= Giovanni Fouchetti =

Giovanni Fouchetti (/it/, fl.1757-1789) published one of the earliest method books for the mandolin, c. 1771. According to Philip J. Bone, Fouchetti was also known as Fouquet, and he lived in Paris during the 18th Century. He was a professor there in 1788. He is also credited with creating a Parisian school of mandolinists, along with Eduardo Mezzacapo, Gabriele Leone, and Gervasio.

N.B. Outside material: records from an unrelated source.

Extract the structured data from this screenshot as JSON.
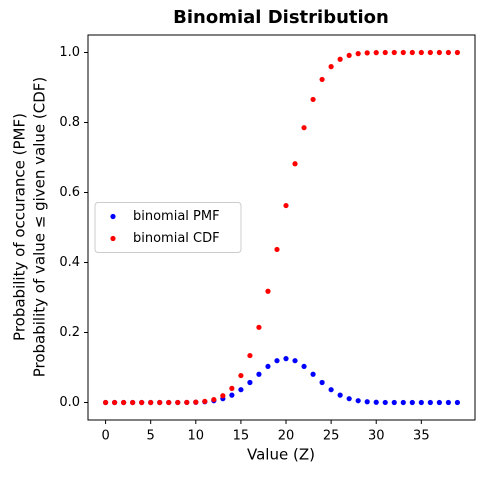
{
  "chart_data": {
    "type": "scatter",
    "title": "Binomial Distribution",
    "xlabel": "Value (Z)",
    "ylabel": [
      "Probability of occurance (PMF)",
      "Probability of value ≤ given value (CDF)"
    ],
    "x": [
      0,
      1,
      2,
      3,
      4,
      5,
      6,
      7,
      8,
      9,
      10,
      11,
      12,
      13,
      14,
      15,
      16,
      17,
      18,
      19,
      20,
      21,
      22,
      23,
      24,
      25,
      26,
      27,
      28,
      29,
      30,
      31,
      32,
      33,
      34,
      35,
      36,
      37,
      38,
      39
    ],
    "series": [
      {
        "name": "binomial PMF",
        "color": "#0000ff",
        "values": [
          0,
          0,
          0,
          0,
          0,
          0,
          0,
          2e-05,
          7e-05,
          0.00025,
          0.00077,
          0.0021,
          0.00508,
          0.01094,
          0.02111,
          0.03658,
          0.05716,
          0.0807,
          0.10312,
          0.1194,
          0.12537,
          0.1194,
          0.10312,
          0.0807,
          0.05716,
          0.03658,
          0.02111,
          0.01094,
          0.00508,
          0.0021,
          0.00077,
          0.00025,
          7e-05,
          2e-05,
          0,
          0,
          0,
          0,
          0,
          0
        ]
      },
      {
        "name": "binomial CDF",
        "color": "#ff0000",
        "values": [
          0,
          0,
          0,
          0,
          0,
          0,
          0,
          2e-05,
          9e-05,
          0.00034,
          0.00111,
          0.00321,
          0.00829,
          0.01924,
          0.04035,
          0.07693,
          0.13409,
          0.21479,
          0.31791,
          0.43731,
          0.56268,
          0.68209,
          0.78521,
          0.86591,
          0.92307,
          0.95965,
          0.98076,
          0.99171,
          0.99679,
          0.99889,
          0.99966,
          0.99991,
          0.99998,
          1,
          1,
          1,
          1,
          1,
          1,
          1
        ]
      }
    ],
    "xlim": [
      -1.95,
      40.95
    ],
    "xticks": [
      0,
      5,
      10,
      15,
      20,
      25,
      30,
      35
    ],
    "ylim": [
      -0.05,
      1.05
    ],
    "yticks": [
      {
        "value": 0,
        "label": "0.0"
      },
      {
        "value": 0.2,
        "label": "0.2"
      },
      {
        "value": 0.4,
        "label": "0.4"
      },
      {
        "value": 0.6,
        "label": "0.6"
      },
      {
        "value": 0.8,
        "label": "0.8"
      },
      {
        "value": 1,
        "label": "1.0"
      }
    ],
    "legend": "center left"
  }
}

His book Méthode pour apprendre facilement á jouer de la mandoline á 4 et á 6 cordes; dans la quelle on explique les differents coups de plume nécessaires pour cet instrument. On y a joint six sérenades et six petites sonates (Method for learning to play easily the mandolin of four or six strings. In which different pen strokes are needed to explain this instrument, with six serenades and six small sonatas) was republished in 1983 with methods by Gabriele Leone and Pietro Denis, both of whose methods were originally published in 1768. The 1983 book was called Méthodes de mandolin de Leone, Fouchetti, Denis.

==Controversy==
One of Giovanni Fouchetti's works Allegro from the fourth sonata was published by Hoffmeister under the name Pietro Fouchetti; no one who has addressed the issue has come up with a reason.